Karen Gillan’s quirkiness and penchant for comedy reminds me of Anna Faris (who I thought was unparalleled at lack-of-self-awareness humour). While she wasn’t my favourite Doctor Who companion, she really does impress as Eliza. Her infectious laughs and gangly limbs really do draw your attention in a great way. And who would’ve thought that John Cho would have chosen a role like this?! Actually, on second thought, he totally would. It’s just been so long since Harold and Kumar that I completely forgot he does comedy. Anyway, he’s a stark contrast to Eliza’s flamboyant personality – he’s technologically challenged (he tagged himself as his ex’s breastfeeding baby on Facebook) and he buries himself in his work. However, they have one thing in common, they don’t really have any friends.

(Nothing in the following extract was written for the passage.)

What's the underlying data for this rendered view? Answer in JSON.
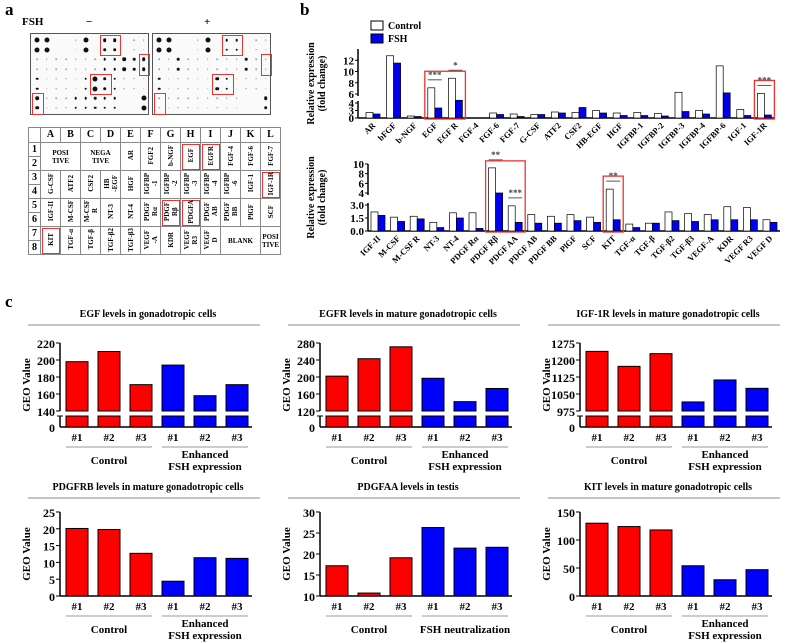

It’s only been five episodes, but you can see how these two drastically different people have made a positive influence on each other. While Henry forces Eliza to help others, Eliza forces Henry to help himself.
Also, this show is legitimately hilarious. Not like 2 Broke Girls, where every punchline is saturated with groan-worthy references to pop culture. Yes, Eliza does occasionally spew an endless stream of social media nonsense, but it’s almost always countered by Henry asking her, “What the balls did you just say?” And no laugh track either. Thank god. Henry talking to the expired yogurt in his fridge and Eliza Yelp-stalking one of her co-workers are just some of the eyebrow-raising situations that arise. But they also make you laugh.
Besides, it’s awesome to know where the romance is going. So many shows decide to play coy with the two main leads’ romance. Flirting for the first season, maybes and maybe-nots for the second, then finally a kiss at the finale and maybe they get together in the third. Maybe. Like, come on, make up your minds already!! Eliza and Henry’s story is based on the musical My Fair Lady, so it’s obvious that Henry and Eliza are going to end up together, but it’s the journey that makes it so interesting. HOORAY FOR INTERRACIAL ROMANCES! Am I the only one that is sick of two gorgeous white people get it on?
While on the surface this seems like a soulless money grab on ABC’s part to capitalize on people’s narcissistic fascination with the online world (and it is), Selfie is actually quite funny and entertaining. The characters are likeable and the story isn’t bad at all. I’m really glad it wasn’t dragged to the depths of hell like the other ABC shows like Manhattan Love Story and A to Z. Hopefully this show will stick around for a while!
If you’re into light-hearted rom-coms that don’t take themselves too seriously, then you’re in the right place. For those who are still skeptical, I say suspend your judgement for a half hour and watch the first episode, I guarantee you’ll have a great time (well, 85% guarantee, I can’t be too sure about those angry Internet people who don’t like anything).
Selfie has been cancelled. I am majorly disappointed, as you guys can imagine. The general consensus is that this show was just getting good. ABC really should’ve given it a chance to get on its feet.